Photos by Tony Allen; courtesy of Betsy Bush
Westchester residents discuss how they pursued their dreams after turning 50 in The Latest Version: Change, Growth & Reinvention.
The midlife crisis is a popular trope you’ll see in our culture. Once you turn 50, your life flashes before your eyes, you find yourself questioning your existence, and you start doing crazy, impractical things like buying an overpriced sports car. The reality is that midlife doesn’t have to be a crisis, and that it’s nothing more than a stage in your life that offers new opportunities for personal and professional growth.

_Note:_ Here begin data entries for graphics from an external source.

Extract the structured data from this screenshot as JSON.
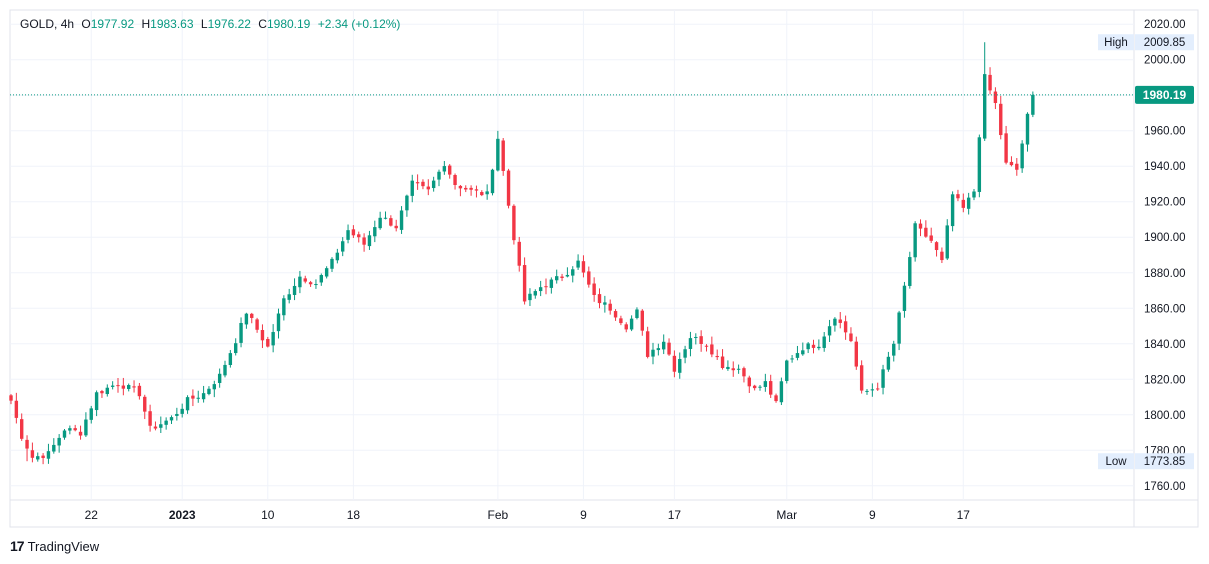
{
  "header": {
    "symbol": "GOLD",
    "interval": "4h",
    "open_label": "O",
    "open": "1977.92",
    "high_label": "H",
    "high": "1983.63",
    "low_label": "L",
    "low": "1976.22",
    "close_label": "C",
    "close": "1980.19",
    "change": "+2.34 (+0.12%)"
  },
  "branding": {
    "name": "TradingView"
  },
  "colors": {
    "up": "#089981",
    "down": "#f23645",
    "grid": "#f0f3fa",
    "axis_text": "#131722",
    "last_price_bg": "#089981",
    "hl_badge_bg": "#e3eefd"
  },
  "chart_data": {
    "type": "candlestick",
    "symbol": "GOLD",
    "interval": "4h",
    "ylim": [
      1752,
      2028
    ],
    "y_ticks": [
      1760,
      1780,
      1800,
      1820,
      1840,
      1860,
      1880,
      1900,
      1920,
      1940,
      1960,
      1980,
      2000,
      2020
    ],
    "y_tick_labels": [
      "1760.00",
      "1780.00",
      "1800.00",
      "1820.00",
      "1840.00",
      "1860.00",
      "1880.00",
      "1900.00",
      "1920.00",
      "1940.00",
      "1960.00",
      "1980.00",
      "2000.00",
      "2020.00"
    ],
    "x_labels": [
      {
        "label": "22",
        "index": 15
      },
      {
        "label": "2023",
        "index": 32
      },
      {
        "label": "10",
        "index": 48
      },
      {
        "label": "18",
        "index": 64
      },
      {
        "label": "Feb",
        "index": 91
      },
      {
        "label": "9",
        "index": 107
      },
      {
        "label": "17",
        "index": 124
      },
      {
        "label": "Mar",
        "index": 145
      },
      {
        "label": "9",
        "index": 161
      },
      {
        "label": "17",
        "index": 178
      }
    ],
    "last_price": 1980.19,
    "last_price_label": "1980.19",
    "high_label": "High",
    "high_value": 2009.85,
    "high_text": "2009.85",
    "low_label": "Low",
    "low_value": 1773.85,
    "low_text": "1773.85",
    "close_path": [
      [
        0,
        1808
      ],
      [
        2,
        1788
      ],
      [
        4,
        1776
      ],
      [
        7,
        1778
      ],
      [
        10,
        1792
      ],
      [
        13,
        1790
      ],
      [
        16,
        1812
      ],
      [
        20,
        1818
      ],
      [
        24,
        1812
      ],
      [
        26,
        1792
      ],
      [
        30,
        1798
      ],
      [
        33,
        1808
      ],
      [
        36,
        1812
      ],
      [
        39,
        1822
      ],
      [
        42,
        1842
      ],
      [
        44,
        1858
      ],
      [
        46,
        1848
      ],
      [
        48,
        1838
      ],
      [
        51,
        1865
      ],
      [
        54,
        1878
      ],
      [
        57,
        1874
      ],
      [
        60,
        1886
      ],
      [
        63,
        1904
      ],
      [
        66,
        1896
      ],
      [
        69,
        1912
      ],
      [
        72,
        1906
      ],
      [
        75,
        1930
      ],
      [
        78,
        1926
      ],
      [
        81,
        1942
      ],
      [
        83,
        1930
      ],
      [
        86,
        1926
      ],
      [
        89,
        1924
      ],
      [
        91,
        1956
      ],
      [
        93,
        1918
      ],
      [
        96,
        1864
      ],
      [
        99,
        1872
      ],
      [
        103,
        1878
      ],
      [
        106,
        1886
      ],
      [
        109,
        1866
      ],
      [
        112,
        1860
      ],
      [
        115,
        1850
      ],
      [
        117,
        1858
      ],
      [
        119,
        1834
      ],
      [
        122,
        1842
      ],
      [
        124,
        1826
      ],
      [
        127,
        1844
      ],
      [
        130,
        1840
      ],
      [
        133,
        1828
      ],
      [
        136,
        1826
      ],
      [
        139,
        1814
      ],
      [
        141,
        1818
      ],
      [
        143,
        1806
      ],
      [
        145,
        1830
      ],
      [
        148,
        1838
      ],
      [
        151,
        1840
      ],
      [
        154,
        1856
      ],
      [
        157,
        1842
      ],
      [
        159,
        1812
      ],
      [
        162,
        1816
      ],
      [
        165,
        1840
      ],
      [
        167,
        1872
      ],
      [
        169,
        1906
      ],
      [
        172,
        1898
      ],
      [
        174,
        1886
      ],
      [
        176,
        1924
      ],
      [
        178,
        1916
      ],
      [
        180,
        1926
      ],
      [
        182,
        1990
      ],
      [
        184,
        1975
      ],
      [
        186,
        1941
      ],
      [
        188,
        1938
      ],
      [
        190,
        1968
      ],
      [
        191,
        1980
      ]
    ]
  }
}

Scarsdale resident Betsy Bush explores midlife’s possibilities in the second season of her podcast, The Latest Version: Change, Growth & Reinvention, which just dropped on May 19.
In the second season, Betsy talks to people who have made fulfilling life pivots after turning 50. She interviews various Westchester residents including artist Jill Kutrick, fundraising consultant Betsy Steward, and Program Director at Women’s Enterprise Development Center in White Plains Persephone Zill.
The podcast is inspired by her own decision to pursue early interests.
“When my youngest went off to college, I realized how much I was ready for new challenges,” Betsy says. “I applied to Columbia to get a second undergraduate degree in sustainable development, ended up majoring in architecture, and basically got my brain rewired. It made me realize how much I could do if I really tried.”
After graduating from Columbia, Betsy began producing a half-hour show at WVOX hosted by Rev. Pete Jones of Hitchcock Presbyterian Church.
“I loved being back in radio, which was my ambition from my college days at NYU and my early career,” Betsy says. “That’s when I started thinking, ‘I need to be back on the air.’”
Betsy records her interviews at Gotham Podcast Studio in Manhattan. The latest version can be accessed at Apple Podcasts, Spotify, and on the podcast’s website.